This patch doesn't really make sense to me. Can you give a more
concrete scenario where this would help?
Thanks.
--
tejun
On 04/16/2019 10:17 PM, Tejun Heo wrote:
> On Tue, Apr 16, 2019 at 06:53:35PM +0300, Konstantin Khorenko wrote:
>> __kernfs_remove() which is called under kernfs_mutex,
>> assumes nobody kills kernfs node whie it's working on it
>> and "get"s current kernfs node for that.
>>
>> But we hit a warning in kernfs_get(): kn->counter == 0 already:
>> ------------[ cut here ]------------
>> WARNING: CPU: 2 PID: 63923 at fs/kernfs/dir.c:377 kernfs_get+0x2f/0x40
>> ...
>> Call Trace:
>> [<ffffffffa7f92e67>] dump_stack+0x19/0x1b
>> [<ffffffffa78987b8>] __warn+0xd8/0x100
>> [<ffffffffa78988fd>] warn_slowpath_null+0x1d/0x20
>> [<ffffffffa7aecaff>] kernfs_get+0x2f/0x40
>> [<ffffffffa7aed233>] __kernfs_remove+0x113/0x260
>> [<ffffffffa7aee201>] kernfs_remove+0x21/0x30
>> [<ffffffffa7af1010>] sysfs_remove_dir+0x50/0x80
>> [<ffffffffa7b9fb38>] kobject_del+0x18/0x50
>> [<ffffffffa7a38a4d>] sysfs_slab_remove+0x3d/0x50
>> [<ffffffffa79f1e6b>] do_kmem_cache_release+0x3b/0x70
>> [<ffffffffa79f2aa1>] memcg_destroy_kmem_caches+0xb1/0xf0
>> [<ffffffffa7a4ed5c>] mem_cgroup_css_free+0x4c/0x280
>> [<ffffffffa79377fc>] cgroup_free_fn+0x4c/0x120
>> [<ffffffffa78bc222>] process_one_work+0x182/0x440
>> [<ffffffffa78bd3d6>] worker_thread+0x126/0x3c0
>> [<ffffffffa78c4441>] kthread+0xd1/0xe0
>>
>> This could be for example because of kernfs_notify_workfn() which
>> does kernfs_put(kn) out of kernfs_mutex held section,
>> so move kernfs_put(kn) under the mutex.
>
> This patch doesn't really make sense to me. Can you give a more
> concrete scenario where this would help?

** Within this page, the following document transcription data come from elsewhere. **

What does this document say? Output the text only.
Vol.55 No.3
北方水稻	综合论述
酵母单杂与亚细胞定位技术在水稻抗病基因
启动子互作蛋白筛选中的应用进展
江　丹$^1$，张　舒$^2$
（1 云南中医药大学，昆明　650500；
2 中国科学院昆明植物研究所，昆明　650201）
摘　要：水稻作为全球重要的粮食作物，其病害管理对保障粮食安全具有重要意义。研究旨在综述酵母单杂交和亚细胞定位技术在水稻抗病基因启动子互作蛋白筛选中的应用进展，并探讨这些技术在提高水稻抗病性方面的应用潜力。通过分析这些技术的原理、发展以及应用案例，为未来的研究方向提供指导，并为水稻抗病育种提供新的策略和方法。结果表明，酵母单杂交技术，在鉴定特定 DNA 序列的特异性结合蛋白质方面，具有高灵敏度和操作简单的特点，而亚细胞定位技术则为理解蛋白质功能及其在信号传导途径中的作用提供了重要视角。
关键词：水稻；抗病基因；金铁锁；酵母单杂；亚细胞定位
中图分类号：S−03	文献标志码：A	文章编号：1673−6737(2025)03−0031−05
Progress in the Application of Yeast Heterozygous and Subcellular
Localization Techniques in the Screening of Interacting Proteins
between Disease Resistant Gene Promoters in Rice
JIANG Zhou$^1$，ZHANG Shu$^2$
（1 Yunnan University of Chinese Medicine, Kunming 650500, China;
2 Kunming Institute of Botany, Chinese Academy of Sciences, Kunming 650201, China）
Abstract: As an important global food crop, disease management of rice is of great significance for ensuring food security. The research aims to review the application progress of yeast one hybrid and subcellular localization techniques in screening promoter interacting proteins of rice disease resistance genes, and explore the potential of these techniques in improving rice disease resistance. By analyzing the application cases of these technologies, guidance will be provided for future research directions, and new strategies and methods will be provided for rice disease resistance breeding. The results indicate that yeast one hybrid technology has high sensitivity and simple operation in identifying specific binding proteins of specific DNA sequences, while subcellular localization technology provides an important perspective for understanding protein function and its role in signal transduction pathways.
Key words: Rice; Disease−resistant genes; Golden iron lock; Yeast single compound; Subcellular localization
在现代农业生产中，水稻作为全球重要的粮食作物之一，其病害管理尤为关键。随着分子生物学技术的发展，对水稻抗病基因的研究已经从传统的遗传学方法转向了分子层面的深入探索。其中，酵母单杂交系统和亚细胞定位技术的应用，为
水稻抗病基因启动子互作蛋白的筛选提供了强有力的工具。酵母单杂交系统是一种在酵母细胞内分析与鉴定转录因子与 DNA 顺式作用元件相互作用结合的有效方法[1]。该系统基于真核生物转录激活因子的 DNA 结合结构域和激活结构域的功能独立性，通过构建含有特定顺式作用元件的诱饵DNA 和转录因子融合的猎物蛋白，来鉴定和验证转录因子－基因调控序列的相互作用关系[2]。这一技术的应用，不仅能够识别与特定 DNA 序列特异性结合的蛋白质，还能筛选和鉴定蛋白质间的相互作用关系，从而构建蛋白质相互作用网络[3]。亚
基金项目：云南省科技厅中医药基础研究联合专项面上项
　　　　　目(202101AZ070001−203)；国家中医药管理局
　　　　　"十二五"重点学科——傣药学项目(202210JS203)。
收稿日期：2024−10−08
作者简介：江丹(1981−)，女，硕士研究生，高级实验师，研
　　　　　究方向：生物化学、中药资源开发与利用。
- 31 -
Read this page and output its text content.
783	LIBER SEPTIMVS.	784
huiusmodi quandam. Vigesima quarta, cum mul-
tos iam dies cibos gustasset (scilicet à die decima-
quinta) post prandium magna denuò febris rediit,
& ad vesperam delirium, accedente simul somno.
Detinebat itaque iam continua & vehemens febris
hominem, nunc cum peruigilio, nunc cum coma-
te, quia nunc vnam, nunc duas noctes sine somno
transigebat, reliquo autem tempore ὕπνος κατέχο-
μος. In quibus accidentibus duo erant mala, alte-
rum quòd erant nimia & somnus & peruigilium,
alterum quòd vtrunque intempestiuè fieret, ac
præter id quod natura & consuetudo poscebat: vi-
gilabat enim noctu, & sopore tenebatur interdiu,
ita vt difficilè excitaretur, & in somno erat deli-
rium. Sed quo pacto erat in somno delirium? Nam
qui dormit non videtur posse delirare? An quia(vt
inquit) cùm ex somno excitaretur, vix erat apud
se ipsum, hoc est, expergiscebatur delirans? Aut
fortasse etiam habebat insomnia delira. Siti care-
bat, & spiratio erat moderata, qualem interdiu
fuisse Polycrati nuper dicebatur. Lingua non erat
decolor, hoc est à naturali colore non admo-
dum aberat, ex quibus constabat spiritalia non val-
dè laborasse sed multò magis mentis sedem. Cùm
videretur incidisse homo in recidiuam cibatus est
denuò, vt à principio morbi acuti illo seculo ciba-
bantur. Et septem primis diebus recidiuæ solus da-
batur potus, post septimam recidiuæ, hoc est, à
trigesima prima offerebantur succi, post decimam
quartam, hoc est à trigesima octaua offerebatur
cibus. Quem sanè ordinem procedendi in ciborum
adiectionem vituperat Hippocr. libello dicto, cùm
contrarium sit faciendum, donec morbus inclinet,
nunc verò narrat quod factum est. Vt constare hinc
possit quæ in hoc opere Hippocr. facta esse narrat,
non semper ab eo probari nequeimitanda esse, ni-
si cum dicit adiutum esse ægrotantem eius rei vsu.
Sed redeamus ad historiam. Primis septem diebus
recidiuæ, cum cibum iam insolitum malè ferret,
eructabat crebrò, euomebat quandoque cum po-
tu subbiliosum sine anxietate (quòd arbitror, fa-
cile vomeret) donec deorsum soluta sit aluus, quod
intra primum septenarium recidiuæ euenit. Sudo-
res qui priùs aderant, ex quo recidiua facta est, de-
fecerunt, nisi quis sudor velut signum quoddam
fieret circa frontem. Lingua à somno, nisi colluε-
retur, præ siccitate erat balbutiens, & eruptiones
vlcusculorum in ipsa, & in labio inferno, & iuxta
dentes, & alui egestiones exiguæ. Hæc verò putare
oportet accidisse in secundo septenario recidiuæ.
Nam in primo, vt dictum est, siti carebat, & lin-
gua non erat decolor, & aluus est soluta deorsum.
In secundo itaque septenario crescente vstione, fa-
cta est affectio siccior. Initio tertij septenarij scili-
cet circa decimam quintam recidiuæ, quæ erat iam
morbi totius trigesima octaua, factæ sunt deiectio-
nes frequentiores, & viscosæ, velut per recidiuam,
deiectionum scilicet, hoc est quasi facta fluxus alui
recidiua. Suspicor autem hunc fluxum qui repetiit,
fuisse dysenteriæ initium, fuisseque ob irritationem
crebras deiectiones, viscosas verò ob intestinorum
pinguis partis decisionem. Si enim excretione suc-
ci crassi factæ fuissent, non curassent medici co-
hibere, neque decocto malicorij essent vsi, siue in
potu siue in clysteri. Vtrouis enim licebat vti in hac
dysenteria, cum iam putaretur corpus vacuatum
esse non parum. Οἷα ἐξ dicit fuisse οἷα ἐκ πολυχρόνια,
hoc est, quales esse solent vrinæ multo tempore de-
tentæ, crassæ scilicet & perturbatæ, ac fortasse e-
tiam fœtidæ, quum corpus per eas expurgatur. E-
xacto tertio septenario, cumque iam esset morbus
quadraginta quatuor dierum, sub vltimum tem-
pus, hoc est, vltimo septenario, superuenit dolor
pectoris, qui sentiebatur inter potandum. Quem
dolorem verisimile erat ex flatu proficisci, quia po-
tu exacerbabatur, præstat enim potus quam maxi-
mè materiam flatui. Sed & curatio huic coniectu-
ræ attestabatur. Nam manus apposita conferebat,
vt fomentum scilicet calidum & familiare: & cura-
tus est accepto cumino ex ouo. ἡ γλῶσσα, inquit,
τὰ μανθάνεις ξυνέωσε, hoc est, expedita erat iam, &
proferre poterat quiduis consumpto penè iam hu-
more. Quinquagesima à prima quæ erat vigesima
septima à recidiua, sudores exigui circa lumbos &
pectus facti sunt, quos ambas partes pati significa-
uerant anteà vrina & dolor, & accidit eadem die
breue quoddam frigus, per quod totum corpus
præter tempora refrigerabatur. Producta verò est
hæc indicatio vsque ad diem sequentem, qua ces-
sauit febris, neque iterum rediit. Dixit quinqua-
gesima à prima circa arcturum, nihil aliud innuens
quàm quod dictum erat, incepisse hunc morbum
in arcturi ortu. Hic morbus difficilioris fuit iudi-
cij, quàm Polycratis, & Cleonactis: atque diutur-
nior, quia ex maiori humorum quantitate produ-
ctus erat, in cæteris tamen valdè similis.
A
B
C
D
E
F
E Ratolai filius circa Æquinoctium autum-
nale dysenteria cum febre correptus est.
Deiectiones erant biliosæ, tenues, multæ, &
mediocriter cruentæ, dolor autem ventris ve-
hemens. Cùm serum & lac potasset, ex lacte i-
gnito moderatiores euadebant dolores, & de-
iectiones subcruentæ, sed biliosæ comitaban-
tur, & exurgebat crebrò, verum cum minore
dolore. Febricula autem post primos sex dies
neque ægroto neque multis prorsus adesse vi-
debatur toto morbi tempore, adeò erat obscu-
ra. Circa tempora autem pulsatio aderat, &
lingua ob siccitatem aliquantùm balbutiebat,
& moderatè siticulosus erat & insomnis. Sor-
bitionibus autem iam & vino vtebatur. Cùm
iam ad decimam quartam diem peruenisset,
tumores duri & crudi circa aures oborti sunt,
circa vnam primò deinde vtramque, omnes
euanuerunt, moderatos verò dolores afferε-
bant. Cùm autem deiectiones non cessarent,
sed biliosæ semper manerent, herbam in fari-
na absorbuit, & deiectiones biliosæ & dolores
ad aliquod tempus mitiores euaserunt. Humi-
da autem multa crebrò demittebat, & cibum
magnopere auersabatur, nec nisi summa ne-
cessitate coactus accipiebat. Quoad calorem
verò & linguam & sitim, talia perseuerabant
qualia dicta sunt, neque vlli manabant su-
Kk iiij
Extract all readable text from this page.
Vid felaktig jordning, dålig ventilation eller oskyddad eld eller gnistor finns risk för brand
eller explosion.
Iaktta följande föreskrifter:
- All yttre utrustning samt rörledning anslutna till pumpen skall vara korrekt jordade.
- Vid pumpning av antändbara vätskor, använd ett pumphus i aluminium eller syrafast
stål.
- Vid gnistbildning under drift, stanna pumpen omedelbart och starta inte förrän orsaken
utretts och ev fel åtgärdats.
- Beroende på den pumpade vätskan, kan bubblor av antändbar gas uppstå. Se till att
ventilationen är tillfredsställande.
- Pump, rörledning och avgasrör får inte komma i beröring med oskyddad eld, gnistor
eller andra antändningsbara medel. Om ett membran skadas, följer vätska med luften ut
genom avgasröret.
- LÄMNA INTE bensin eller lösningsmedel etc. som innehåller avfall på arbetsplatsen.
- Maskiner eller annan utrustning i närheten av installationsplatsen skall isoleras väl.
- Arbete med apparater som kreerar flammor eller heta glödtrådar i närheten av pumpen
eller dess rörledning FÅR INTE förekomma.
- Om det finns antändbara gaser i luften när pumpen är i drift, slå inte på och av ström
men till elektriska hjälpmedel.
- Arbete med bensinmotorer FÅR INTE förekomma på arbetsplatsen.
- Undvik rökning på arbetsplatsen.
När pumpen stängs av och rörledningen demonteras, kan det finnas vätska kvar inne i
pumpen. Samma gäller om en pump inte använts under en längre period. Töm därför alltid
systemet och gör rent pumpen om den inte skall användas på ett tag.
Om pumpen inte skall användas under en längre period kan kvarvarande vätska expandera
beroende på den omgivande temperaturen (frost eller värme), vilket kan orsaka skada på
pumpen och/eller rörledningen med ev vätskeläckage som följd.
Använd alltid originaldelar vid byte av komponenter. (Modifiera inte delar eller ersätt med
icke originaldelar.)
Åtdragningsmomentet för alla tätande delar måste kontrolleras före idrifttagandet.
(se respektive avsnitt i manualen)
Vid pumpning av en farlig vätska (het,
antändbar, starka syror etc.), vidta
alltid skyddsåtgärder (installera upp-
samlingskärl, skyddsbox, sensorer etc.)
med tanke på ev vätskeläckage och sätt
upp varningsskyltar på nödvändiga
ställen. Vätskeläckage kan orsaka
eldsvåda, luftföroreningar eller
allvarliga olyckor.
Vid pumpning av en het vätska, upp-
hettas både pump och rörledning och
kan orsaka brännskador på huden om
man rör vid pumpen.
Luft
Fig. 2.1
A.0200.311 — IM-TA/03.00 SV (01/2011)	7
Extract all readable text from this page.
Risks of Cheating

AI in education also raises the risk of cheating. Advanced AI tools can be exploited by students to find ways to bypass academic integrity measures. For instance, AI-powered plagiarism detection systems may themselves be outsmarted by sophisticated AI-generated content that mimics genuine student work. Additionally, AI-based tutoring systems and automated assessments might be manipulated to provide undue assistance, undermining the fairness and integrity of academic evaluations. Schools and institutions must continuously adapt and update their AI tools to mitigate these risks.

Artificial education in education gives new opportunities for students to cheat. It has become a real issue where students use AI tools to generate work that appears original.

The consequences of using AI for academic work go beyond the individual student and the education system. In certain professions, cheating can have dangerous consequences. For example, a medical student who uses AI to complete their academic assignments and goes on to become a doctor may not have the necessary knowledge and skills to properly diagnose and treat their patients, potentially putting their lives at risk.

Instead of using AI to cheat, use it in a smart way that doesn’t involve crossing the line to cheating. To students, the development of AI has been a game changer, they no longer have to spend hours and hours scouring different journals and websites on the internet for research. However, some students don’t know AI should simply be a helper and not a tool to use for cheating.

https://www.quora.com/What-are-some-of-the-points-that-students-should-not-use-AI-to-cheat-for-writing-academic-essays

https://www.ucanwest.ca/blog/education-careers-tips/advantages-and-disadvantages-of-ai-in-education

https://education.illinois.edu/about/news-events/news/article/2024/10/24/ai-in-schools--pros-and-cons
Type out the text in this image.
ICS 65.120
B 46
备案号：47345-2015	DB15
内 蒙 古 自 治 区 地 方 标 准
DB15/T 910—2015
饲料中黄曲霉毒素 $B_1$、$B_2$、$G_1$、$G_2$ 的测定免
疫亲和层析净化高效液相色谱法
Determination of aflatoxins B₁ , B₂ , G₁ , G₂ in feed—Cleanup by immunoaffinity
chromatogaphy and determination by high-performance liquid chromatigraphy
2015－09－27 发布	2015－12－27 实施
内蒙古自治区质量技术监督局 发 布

i don't know the full scenario unfortunately, but the idea is the following:
__kernfs_remove() is called under kernfs_mutex and if
!(!kn || (kn->parent && RB_EMPTY_NODE(&kn->rb)))
it assumes that nothing can change while we hold the mutex and
for each kernfs descendant should have kn->count > 0.
=====
/* deactivate and unlink the subtree node-by-node */
do {
pos = kernfs_leftmost_descendant(kn);
/*
* kernfs_drain() drops kernfs_mutex temporarily and @pos's
* base ref could have been put by someone else by the time
* the function returns. Make sure it doesn't go away
* underneath us.
*/
kernfs_get(pos);
=====
At the same time kernfs_notify_workfn() can do a kernfs_put() out of kernfs_mutex
which probably can be the last put and dec kn->count to 0 any moment.
Thank you.
--
Best regards,
Konstantin Khorenko,
Virtuozzo Linux Kernel Team
Hello,
On Wed, Apr 17, 2019 at 04:12:29PM +0000, Konstantin Khorenko wrote:
> i don't know the full scenario unfortunately, but the idea is the following:
>
> __kernfs_remove() is called under kernfs_mutex and if
> !(!kn || (kn->parent && RB_EMPTY_NODE(&kn->rb)))
>
> it assumes that nothing can change while we hold the mutex and
> for each kernfs descendant should have kn->count > 0.
>
> =====
> /* deactivate and unlink the subtree node-by-node */
> do {
> pos = kernfs_leftmost_descendant(kn);
>
> /*
> * kernfs_drain() drops kernfs_mutex temporarily and @pos's
> * base ref could have been put by someone else by the time
> * the function returns. Make sure it doesn't go away
> * underneath us.
> */
> kernfs_get(pos);
> =====
>
> At the same time kernfs_notify_workfn() can do a kernfs_put() out of kernfs_mutex
> which probably can be the last put and dec kn->count to 0 any moment.
Yeah, but the caller of __kernfs_remove() should be holding the ref,
so I don't see how it'd reach zero. Also, just putting that one
kernfs_put() inside mutex can't possibly be the right solution given
that the function is allowed to be called from any context. I think
we need to understand what's going on better before making changes.
Thanks.
--
tejun